A este respecto, no parece que los resultados confirmen la bondad del procedimiento. Es cierto que en los últimos quince años se ha reducido la denominada tasa de abandono escolar temprano, pero todos los estudios coinciden en que las causas tienen que ver con circunstancias ajenas al sistema escolar -el paro juvenil, la crisis económica…- más que con la puesta en marcha de la dinámica de la evaluación. Si, por otra parte, atendemos al nivel de logro que nos ofrecen las pruebas PISA o incluso las desaparecidas Pruebas de Diagnóstico en Andalucía, no parece que los resultados sean para tirar cohetes. No digamos si la referencia de resultados es el nivel académico que realmente alcanzan los alumnos.
La evolución de los resultados no avala la excelencia del mecanismo de la evaluación como instrumento de mejora. Igual ocurre en otros países paladines del procedimiento. En EEUU, por ejemplo, o en Inglaterra, los éxitos tampoco acompañan precisamente a la importancia que se le da a la evaluación y a la rendición de cuentas. Naturalmente no hay que despreciar el interés que tiene evaluar la gestión y las prácticas de enseñanza, pero formulado de esta manera, el dispositivo, sencillamente, no es lo que parece ni lo que se dice.
El problema radica en que el de la evaluación es un mecanismo simple que pretende actuar sobre un sistema complejo. Parte del supuesto de que la mera contemplación de los resultados ofrece señales significativas sobre sus causas; parte también del supuesto de que los docentes tienen capacidad y conocimiento para interpretar las escasas señales que se les proporciona, parte también del supuesto de que, apelando a su profesionalidad, se les van a ocurrir propuestas relevantes de mejora y, sobre todo, parte del supuesto de que sus propuestas de mejora se pueden poner en marcha. Es decir, el mecanismo en cuestión se apoya en una serie de suposiciones que no se corresponden con la realidad. La educación es un sistema complejo en el que intervienen muchas variables, pero los profesores sólo pueden actuar sobre algunas que, además, generalmente no son las más decisivas. La educación es un todo sistémico en el que las variaciones (léase propuestas de mejora) en un número limitado de factores suelen ser fácilmente reabsorbidas por el resto del sistema que permanece invariable.

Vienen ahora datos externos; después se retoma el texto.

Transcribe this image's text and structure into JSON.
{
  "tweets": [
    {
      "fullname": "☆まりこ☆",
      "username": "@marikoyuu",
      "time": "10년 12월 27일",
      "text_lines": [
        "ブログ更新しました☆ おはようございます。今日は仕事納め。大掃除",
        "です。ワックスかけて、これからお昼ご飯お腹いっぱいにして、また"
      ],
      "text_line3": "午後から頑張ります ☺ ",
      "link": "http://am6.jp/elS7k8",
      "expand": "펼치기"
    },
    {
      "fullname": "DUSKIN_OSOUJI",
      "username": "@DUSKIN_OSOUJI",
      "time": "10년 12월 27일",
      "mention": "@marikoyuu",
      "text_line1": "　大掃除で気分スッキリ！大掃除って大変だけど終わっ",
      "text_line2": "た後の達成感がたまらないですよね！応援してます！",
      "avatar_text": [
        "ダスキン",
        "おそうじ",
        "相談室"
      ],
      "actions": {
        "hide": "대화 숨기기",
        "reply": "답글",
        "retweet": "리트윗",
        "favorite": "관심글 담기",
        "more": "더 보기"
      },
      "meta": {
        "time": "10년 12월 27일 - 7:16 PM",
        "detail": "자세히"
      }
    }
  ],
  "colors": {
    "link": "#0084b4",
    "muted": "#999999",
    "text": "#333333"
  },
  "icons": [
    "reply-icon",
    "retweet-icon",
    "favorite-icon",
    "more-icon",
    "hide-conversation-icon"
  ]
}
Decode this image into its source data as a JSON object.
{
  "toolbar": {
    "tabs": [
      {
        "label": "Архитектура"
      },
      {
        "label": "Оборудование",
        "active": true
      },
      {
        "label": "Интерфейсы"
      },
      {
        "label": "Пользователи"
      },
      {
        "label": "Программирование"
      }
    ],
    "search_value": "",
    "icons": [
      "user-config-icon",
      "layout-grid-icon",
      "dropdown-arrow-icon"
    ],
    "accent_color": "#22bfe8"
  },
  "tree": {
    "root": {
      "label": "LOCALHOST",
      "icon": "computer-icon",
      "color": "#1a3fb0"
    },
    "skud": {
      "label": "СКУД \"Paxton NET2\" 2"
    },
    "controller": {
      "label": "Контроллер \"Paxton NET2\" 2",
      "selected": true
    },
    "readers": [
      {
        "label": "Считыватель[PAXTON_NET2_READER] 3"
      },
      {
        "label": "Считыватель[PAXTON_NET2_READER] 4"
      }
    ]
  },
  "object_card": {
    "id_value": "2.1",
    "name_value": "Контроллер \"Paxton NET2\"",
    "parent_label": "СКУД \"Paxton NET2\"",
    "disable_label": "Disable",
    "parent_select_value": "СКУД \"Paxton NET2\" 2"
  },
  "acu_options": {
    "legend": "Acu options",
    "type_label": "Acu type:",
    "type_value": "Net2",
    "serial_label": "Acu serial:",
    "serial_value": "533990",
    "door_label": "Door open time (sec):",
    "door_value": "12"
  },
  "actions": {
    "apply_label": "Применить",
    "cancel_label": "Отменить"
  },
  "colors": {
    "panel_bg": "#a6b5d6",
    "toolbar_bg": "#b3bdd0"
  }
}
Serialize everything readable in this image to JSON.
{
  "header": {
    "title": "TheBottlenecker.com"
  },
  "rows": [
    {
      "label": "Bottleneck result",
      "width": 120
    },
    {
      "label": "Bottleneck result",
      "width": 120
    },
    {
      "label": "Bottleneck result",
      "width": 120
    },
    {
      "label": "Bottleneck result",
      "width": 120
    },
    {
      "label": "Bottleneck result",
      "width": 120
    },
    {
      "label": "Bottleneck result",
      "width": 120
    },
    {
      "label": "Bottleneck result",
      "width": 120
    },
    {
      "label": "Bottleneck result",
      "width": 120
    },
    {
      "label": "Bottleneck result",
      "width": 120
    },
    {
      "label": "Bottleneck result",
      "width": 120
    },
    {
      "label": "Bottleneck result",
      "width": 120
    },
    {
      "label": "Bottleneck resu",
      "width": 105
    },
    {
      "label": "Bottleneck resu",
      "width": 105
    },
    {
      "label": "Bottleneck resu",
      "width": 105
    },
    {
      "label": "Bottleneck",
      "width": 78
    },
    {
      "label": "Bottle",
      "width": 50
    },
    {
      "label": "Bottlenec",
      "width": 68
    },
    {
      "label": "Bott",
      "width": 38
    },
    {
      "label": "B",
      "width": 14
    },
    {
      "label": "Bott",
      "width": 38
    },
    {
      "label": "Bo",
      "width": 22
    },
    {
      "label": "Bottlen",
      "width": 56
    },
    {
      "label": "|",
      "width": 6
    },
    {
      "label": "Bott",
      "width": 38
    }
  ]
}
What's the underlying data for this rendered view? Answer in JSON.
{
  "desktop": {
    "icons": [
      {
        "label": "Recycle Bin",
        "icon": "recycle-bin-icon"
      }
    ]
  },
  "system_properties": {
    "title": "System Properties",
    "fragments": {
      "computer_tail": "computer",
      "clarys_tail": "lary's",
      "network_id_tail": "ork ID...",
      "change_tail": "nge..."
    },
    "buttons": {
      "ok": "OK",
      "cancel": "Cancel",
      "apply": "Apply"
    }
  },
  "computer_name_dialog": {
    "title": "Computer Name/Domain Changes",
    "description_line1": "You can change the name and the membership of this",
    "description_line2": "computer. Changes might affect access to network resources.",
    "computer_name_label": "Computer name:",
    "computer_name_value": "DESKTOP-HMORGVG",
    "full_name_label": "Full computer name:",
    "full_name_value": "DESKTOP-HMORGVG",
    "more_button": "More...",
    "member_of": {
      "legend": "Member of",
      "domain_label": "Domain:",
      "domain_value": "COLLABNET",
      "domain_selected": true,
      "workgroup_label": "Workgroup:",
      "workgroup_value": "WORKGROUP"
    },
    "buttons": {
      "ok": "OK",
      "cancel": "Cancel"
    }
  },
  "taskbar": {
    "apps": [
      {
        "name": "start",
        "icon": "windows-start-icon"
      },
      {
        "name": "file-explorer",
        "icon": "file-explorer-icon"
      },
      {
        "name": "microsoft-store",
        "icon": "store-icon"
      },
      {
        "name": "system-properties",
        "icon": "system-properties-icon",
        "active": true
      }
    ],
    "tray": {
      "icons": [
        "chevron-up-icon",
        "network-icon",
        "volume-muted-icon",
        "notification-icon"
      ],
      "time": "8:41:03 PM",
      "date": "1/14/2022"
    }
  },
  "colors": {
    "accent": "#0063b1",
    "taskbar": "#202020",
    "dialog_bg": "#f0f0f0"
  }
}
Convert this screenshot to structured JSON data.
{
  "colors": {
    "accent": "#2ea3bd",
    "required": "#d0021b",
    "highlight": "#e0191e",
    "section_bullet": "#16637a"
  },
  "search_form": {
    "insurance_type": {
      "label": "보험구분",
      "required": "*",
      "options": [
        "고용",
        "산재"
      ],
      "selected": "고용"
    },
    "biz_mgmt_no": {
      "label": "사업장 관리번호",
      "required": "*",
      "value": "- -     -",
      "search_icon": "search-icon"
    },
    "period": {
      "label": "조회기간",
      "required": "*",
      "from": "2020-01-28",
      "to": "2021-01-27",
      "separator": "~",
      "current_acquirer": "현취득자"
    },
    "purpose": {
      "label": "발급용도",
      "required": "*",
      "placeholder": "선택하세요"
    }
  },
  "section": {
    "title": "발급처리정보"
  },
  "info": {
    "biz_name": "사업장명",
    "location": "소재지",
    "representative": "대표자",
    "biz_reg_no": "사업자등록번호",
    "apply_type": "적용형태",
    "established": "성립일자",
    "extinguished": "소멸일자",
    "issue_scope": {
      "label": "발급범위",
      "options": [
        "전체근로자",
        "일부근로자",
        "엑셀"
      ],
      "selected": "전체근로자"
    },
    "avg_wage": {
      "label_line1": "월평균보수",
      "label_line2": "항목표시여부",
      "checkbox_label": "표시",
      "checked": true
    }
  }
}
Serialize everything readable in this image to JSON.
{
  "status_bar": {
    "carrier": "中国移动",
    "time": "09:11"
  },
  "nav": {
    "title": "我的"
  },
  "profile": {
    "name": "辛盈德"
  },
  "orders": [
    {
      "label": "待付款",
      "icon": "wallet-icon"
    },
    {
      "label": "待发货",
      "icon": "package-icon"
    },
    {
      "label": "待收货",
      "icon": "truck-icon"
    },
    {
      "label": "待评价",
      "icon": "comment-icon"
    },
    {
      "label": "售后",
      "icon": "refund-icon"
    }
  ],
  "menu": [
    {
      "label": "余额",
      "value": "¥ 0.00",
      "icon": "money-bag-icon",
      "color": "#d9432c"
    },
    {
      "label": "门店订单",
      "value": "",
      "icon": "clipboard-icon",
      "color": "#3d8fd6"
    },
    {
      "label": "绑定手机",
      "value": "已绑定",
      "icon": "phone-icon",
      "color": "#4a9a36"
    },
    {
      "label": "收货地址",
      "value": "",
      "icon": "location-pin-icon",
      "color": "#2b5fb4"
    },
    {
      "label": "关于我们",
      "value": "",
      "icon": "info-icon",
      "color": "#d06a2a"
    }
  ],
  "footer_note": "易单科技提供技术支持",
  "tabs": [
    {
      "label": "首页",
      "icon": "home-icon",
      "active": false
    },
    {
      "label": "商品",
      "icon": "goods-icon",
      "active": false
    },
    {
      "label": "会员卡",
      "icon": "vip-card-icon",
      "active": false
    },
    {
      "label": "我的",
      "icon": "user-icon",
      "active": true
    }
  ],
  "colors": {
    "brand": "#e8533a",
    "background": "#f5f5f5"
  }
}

Bien está la evaluación como fórmula de análisis y reflexión que puede contribuir a la mejora de la educación, pero no le pidamos cosas que son imposibles. La importancia que la política educativa concede a la evaluación como instrumento de mejora de los resultados no se corresponde con su capacidad, no se apoya en sus propios resultados ni en argumentos consistentes sobre el funcionamiento del mundo de la educación. A la vista de la insistencia con que se promociona, cabe pensar, benévolamente, en desconocimiento o ingenuidad. Pero resulta que, de paso, el mecanismo sirve para eximir a los gobernantes de sus responsabilidades sobre la mejora de la educación, actuando sobre factores que no está al alcance de los profesores, a los que se les endosa el problema. Entonces, si fuera así, más que de evaluación, tendríamos que hablar de inculpación.